As an increasing number of theatre companies take up residence in and under Waterloo station, a new venue is about to open in a disused railway arch under Waterloo East.
The Waterloo East Theatre, which is due to open in September, will feature a 150-seat auditorium with an adjoining bar and box office.
The brainchild of theatre producer Gerald Armin with business partners Aidan Dooley and Pat Moylan, the venue will be a non-for-profit receiving house that will also stage its own community and educational theatre projects.
The planning application was approved last December, and work began in March. According to a press representative: “The arch was a completely empty space, with no facilities. The fit-out had to include putting in toilets, a complete electrical system, a new floor, dressing rooms and storage. This took just under six weeks.

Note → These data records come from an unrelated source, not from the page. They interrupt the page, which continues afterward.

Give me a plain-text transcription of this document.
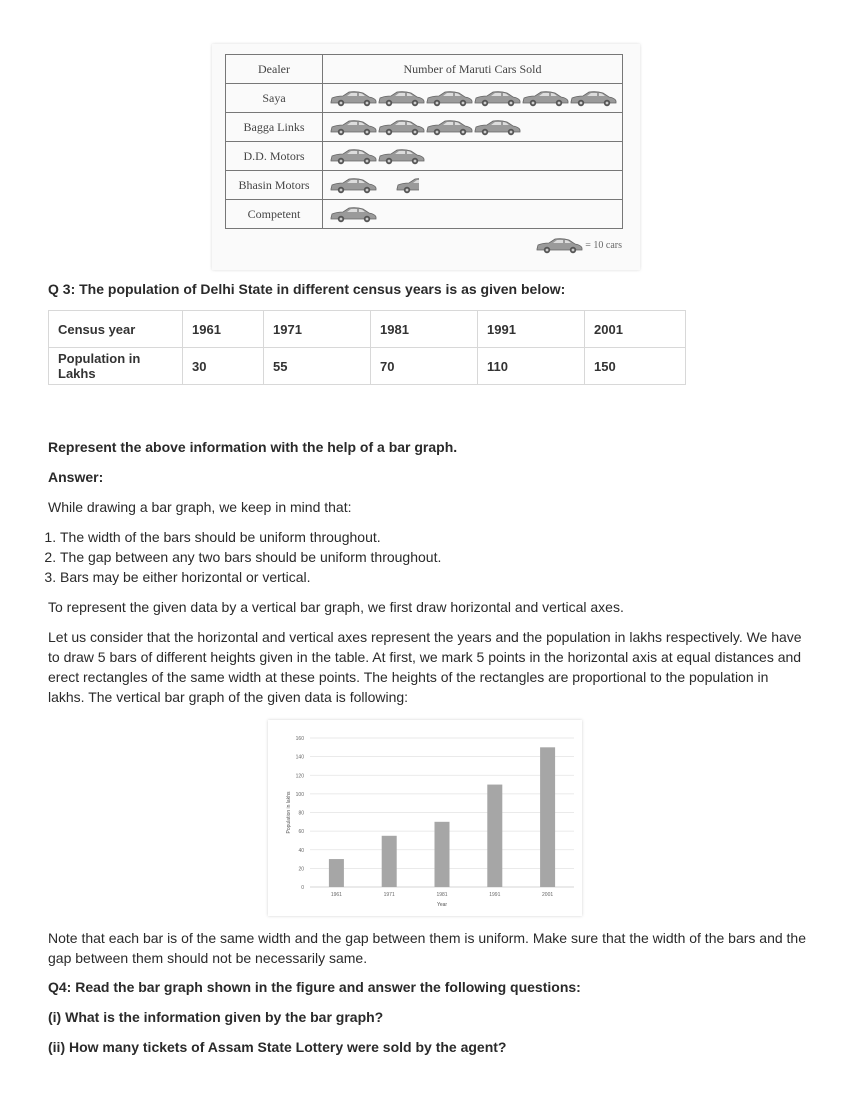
Dealer	Number of Maruti Cars Sold
Saya	

Bagga Links	

D.D. Motors	

Bhasin Motors	

Competent	
= 10 cars

Q 3: The population of Delhi State in different census years is as given below:

Census year	1961	1971	1981	1991	2001
Population in Lakhs	30	55	70	110	150

Represent the above information with the help of a bar graph.

Answer:

While drawing a bar graph, we keep in mind that:

1. The width of the bars should be uniform throughout.
2. The gap between any two bars should be uniform throughout.
3. Bars may be either horizontal or vertical.

To represent the given data by a vertical bar graph, we first draw horizontal and vertical axes.

Let us consider that the horizontal and vertical axes represent the years and the population in lakhs respectively. We have to draw 5 bars of different heights given in the table. At first, we mark 5 points in the horizontal axis at equal distances and erect rectangles of the same width at these points. The heights of the rectangles are proportional to the population in lakhs. The vertical bar graph of the given data is following:

0
20
40
60
80
100
120
140
160
1961	1971	1981	1991	2001
Year
Population in lakhs

Note that each bar is of the same width and the gap between them is uniform. Make sure that the width of the bars and the gap between them should not be necessarily same.

Q4: Read the bar graph shown in the figure and answer the following questions:

(i) What is the information given by the bar graph?

(ii) How many tickets of Assam State Lottery were sold by the agent?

“It might be new, but it certainly isn’t a characterless and impersonal new space – on the contrary, every concern has been given to retaining the character of this historic arch. Even the fittings and fixtures tell a story: the seats have been donated by The Brook Theatre in Chatham, and the lighting operator’s window (just one of many purchases from Ebay) had a former life as a horsebox window!”
The entrance to the theatre is on Brad Street, below Waterloo East station, a stone’s throw from the newly opened Old Vic Tunnels under Waterloo (See News, 19 Feb 2010). Programming for the first season will be announced in August.
Meanwhile, above ground, the York Theatre Royal/National Railway Museum production of The Railway Children opens in a former Eurostar terminal at Waterloo on 12 July.